With the change in the policies of British Railways, the B1s were withdrawn long before their projected economic working life. Excepting No. 61057 which was destroyed in an accident in 1950, the first normal withdrawal was No. 61085 in November 1961. The remaining locomotives were withdrawn between 1962 and 1967.

Table of withdrawals
| Year | Quantity in service at start of year | Quantity withdrawn | Locomotive numbers | Notes |
|---|---|---|---|---|
| 1950 | 410 | 1 | 61057 | Accident write-off |
| 1961 | 409 | 1 | 61085 |  |
| 1962 | 408 | 120 | 61000/05/11/36/43/45–46/48/63/77/86/91 61106/24/36–37/64/70/83/86–87/93 61201/03/06/11/17/26/31/34–36/39/41/46–47/53–54/60/65–68/71/80/82–84/86–87/90/95–98 61301/11/16–17/32–33/35/39/52/62–64/66/68/71/73/76–77/79–81/91/95 61405/08 |  |
| 1963 | 288 | 62 | 61001/04/06/33/53/59/68–69/71/73–75/83/88/90/95 61113/19/22/25–26/35/42/56/59–60/69/74–75/77/81 61204–05/07/27/33/52/69–70/73/79 61300/05/14/18/23/25/28/31/34/36/41/58–59/69/74–75/78/83/93/99 61409 |  |
| 1964 | 226 | 54 | etc. |  |
| 1965 | 172 | 81 | 61264, etc. | 61264 sold for preservation |
| 1966 | 91 | 64 | 61008/13–14/17/22/24/26/29/32/35/40/42/50–51/55/58/89/92/99 61101/03/16/21/31–33/40/45/48/58/61 61210/23–24/32/37/40/50/61/63/81/93 61302–03/07–08/15/19/22/26/29–30/42–45/49–50/60/84/86/90 61403/06 |  |
| 1967 | 27 | 27 | 61002/12/19/21/30/73 61102/15/23/73/80/89/99 61216/38/55/62/78/89 61306/09/37/40/47/54/88 61407 | 61306 sold for preservation |

== Departmental service ==

After withdrawal from capital stock, 17 were taken into departmental stock where they were used as boilers for carriage heating. For this they had their couplers removed so they could not haul trains, though they could still propel themselves.

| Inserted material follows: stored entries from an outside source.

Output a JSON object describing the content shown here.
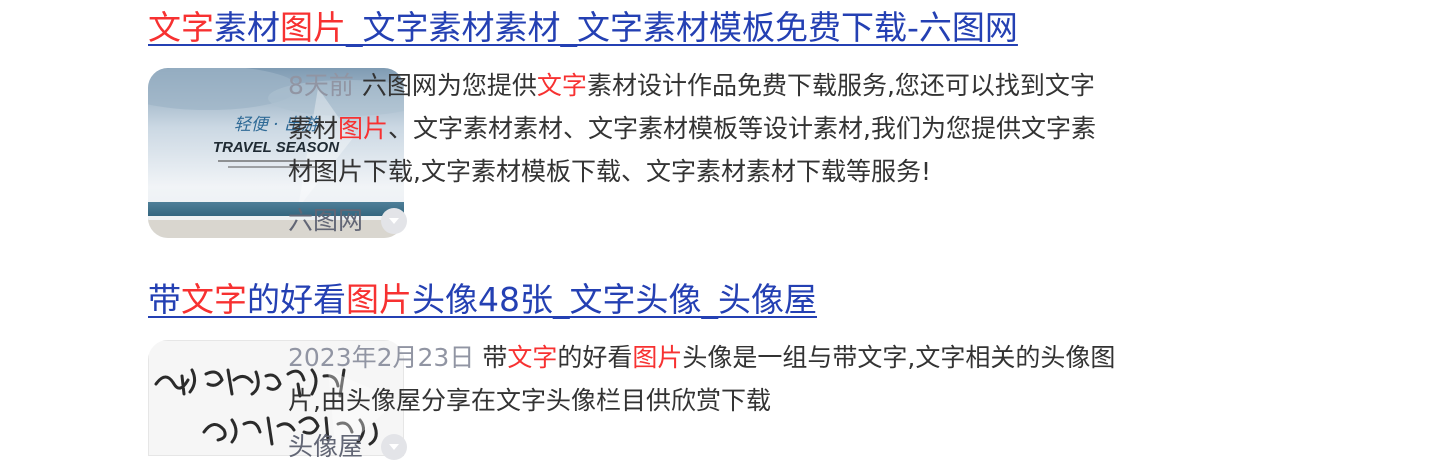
{
  "results": [
    {
      "title_parts": [
        {
          "text": "文字",
          "hl": true
        },
        {
          "text": "素材",
          "hl": false
        },
        {
          "text": "图片",
          "hl": true
        },
        {
          "text": "_文字素材素材_文字素材模板免费下载-六图网",
          "hl": false
        }
      ],
      "thumbnail": {
        "caption_cn": "轻便 · 出游",
        "caption_en": "TRAVEL SEASON",
        "icon": "travel-poster-image"
      },
      "date": "8天前",
      "snippet_parts": [
        {
          "text": "六图网为您提供",
          "hl": false
        },
        {
          "text": "文字",
          "hl": true
        },
        {
          "text": "素材设计作品免费下载服务,您还可以找到文字素材",
          "hl": false
        },
        {
          "text": "图片",
          "hl": true
        },
        {
          "text": "、文字素材素材、文字素材模板等设计素材,我们为您提供文字素材图片下载,文字素材模板下载、文字素材素材下载等服务!",
          "hl": false
        }
      ],
      "source": "六图网",
      "more_icon": "chevron-down-circle-icon"
    },
    {
      "title_parts": [
        {
          "text": "带",
          "hl": false
        },
        {
          "text": "文字",
          "hl": true
        },
        {
          "text": "的好看",
          "hl": false
        },
        {
          "text": "图片",
          "hl": true
        },
        {
          "text": "头像48张_文字头像_头像屋",
          "hl": false
        }
      ],
      "thumbnail": {
        "icon": "calligraphy-text-image"
      },
      "date": "2023年2月23日",
      "snippet_parts": [
        {
          "text": "带",
          "hl": false
        },
        {
          "text": "文字",
          "hl": true
        },
        {
          "text": "的好看",
          "hl": false
        },
        {
          "text": "图片",
          "hl": true
        },
        {
          "text": "头像是一组与带文字,文字相关的头像图片,由头像屋分享在文字头像栏目供欣赏下载",
          "hl": false
        }
      ],
      "source": "头像屋",
      "more_icon": "chevron-down-circle-icon"
    }
  ],
  "colors": {
    "title_link": "#2440b3",
    "highlight": "#f73131",
    "snippet_text": "#333333",
    "date_text": "#9195a3",
    "source_text": "#626675"
  }
}
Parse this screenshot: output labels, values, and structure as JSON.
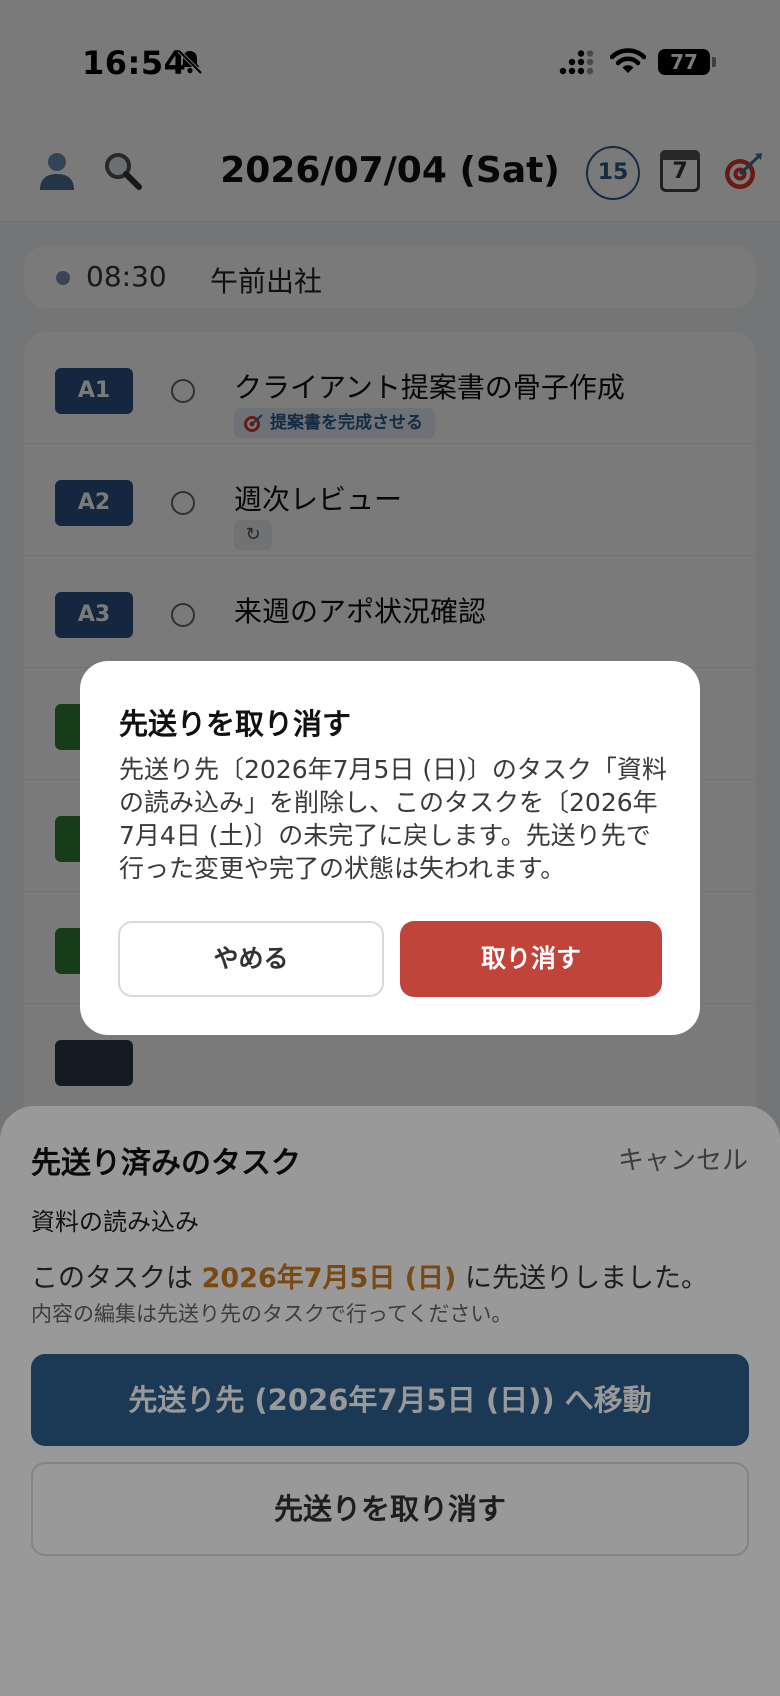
{
  "status_bar": {
    "time": "16:54",
    "battery": "77"
  },
  "header": {
    "date": "2026/07/04 (Sat)",
    "count_badge": "15",
    "calendar_day": "7"
  },
  "schedule": {
    "time": "08:30",
    "title": "午前出社"
  },
  "tasks": [
    {
      "priority": "A1",
      "title": "クライアント提案書の骨子作成",
      "tag": "提案書を完成させる"
    },
    {
      "priority": "A2",
      "title": "週次レビュー"
    },
    {
      "priority": "A3",
      "title": "来週のアポ状況確認"
    }
  ],
  "sheet": {
    "title": "先送り済みのタスク",
    "cancel": "キャンセル",
    "task_name": "資料の読み込み",
    "msg_prefix": "このタスクは",
    "msg_date": "2026年7月5日 (日)",
    "msg_suffix": "に先送りしました。",
    "note": "内容の編集は先送り先のタスクで行ってください。",
    "move_button": "先送り先 (2026年7月5日 (日)) へ移動",
    "undo_button": "先送りを取り消す"
  },
  "dialog": {
    "title": "先送りを取り消す",
    "body": "先送り先〔2026年7月5日 (日)〕のタスク「資料の読み込み」を削除し、このタスクを〔2026年7月4日 (土)〕の未完了に戻します。先送り先で行った変更や完了の状態は失われます。",
    "cancel": "やめる",
    "confirm": "取り消す"
  }
}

| Number | Previous BR No. | Taken into dep'tal stock | Withdrawn | Disposal |
|---|---|---|---|---|
| 17 | 61059 | 1963 | 1966 | Scrapped (1966) |
| 18 | 61181 | 1963 | 1965 | Scrapped (1966) |
| 19 | 61204 | 1963 | 1966 | Scrapped (1966) |
| 20 | 61205 | 1963 | 1965 | Scrapped (1966) |
| 21 | 61233 | 1963 | 1966 | Scrapped (1966) |
| 22 | 61252 | 1963 | 1964 | Scrapped (1966) |
| 23 | 61300 | 1963 | 1965 | Scrapped (1966) |
| 24 (1st) | 61323 | 1963 | 1963 | Scrapped (1964) |
| 24 (2nd) | 61375 | 1963 | 1966 | Scrapped (1966) |
| 25 | 61272 | 1965 | 1966 | Scrapped (1966) |
| 26 | 61138 | 1965 | 1967 | Scrapped (1968) |
| 27 | 61105 | 1965 | 1966 | Scrapped (1966) |
| 28 | 61194 | 1965 | 1966 | Scrapped (1966) |
| 29 | 61264 | 1965 | 1967 | Woodham Brothers, later preserved |
| 30 | 61050 | 1966 | 1968 | Scrapped (1968) |
| 31 (2nd) | 61051 | 1966 | 1966 | Scrapped (1966) |
| 32 (2nd) | 61315 | 1966 | 1968 | Scrapped (1968) |

== Preservation ==
Two have been preserved, these being 61264 and 61306. Both of these were built by North British Locomotive Company. No. 61264 has the distinction of being the only ex-LNER locomotive to be sent and later rescued from Barry Scrapyard.

Note: Loco numbers in bold mean their current number.

| Number |  | Name | Makers No | Built | Withdrawn | Service Life | Base | Owners | Livery | Condition | Mainline Certified | Dual Braked | Photograph |
| LNER | BR |
| 1264 | 61264 | - | 26165 | 5 December 1947 | 21 November 1965 | 17 Years, 11 months | Great Central Railway (Nottingham) | Thompson B1 Locomotive Trust | TBC | Under Overhaul | No, to be certified following overhaul | No |  |
| *1306 | 61306 | *Mayflower | 26207 | 5 April 1948 | 30 September 1967 | 19 Years, 5 months | Crewe Diesel TMD | Locomotive Services Group | LNER Apple Green (Post War; British Railways Lettering) | Operational | Yes (2019 - ongoing) | Yes |  |

(* denotes historically inauthentic)

==Model railways==
In 2007, Bachmann introduced a OO gauge model of the B1 in BR black livery.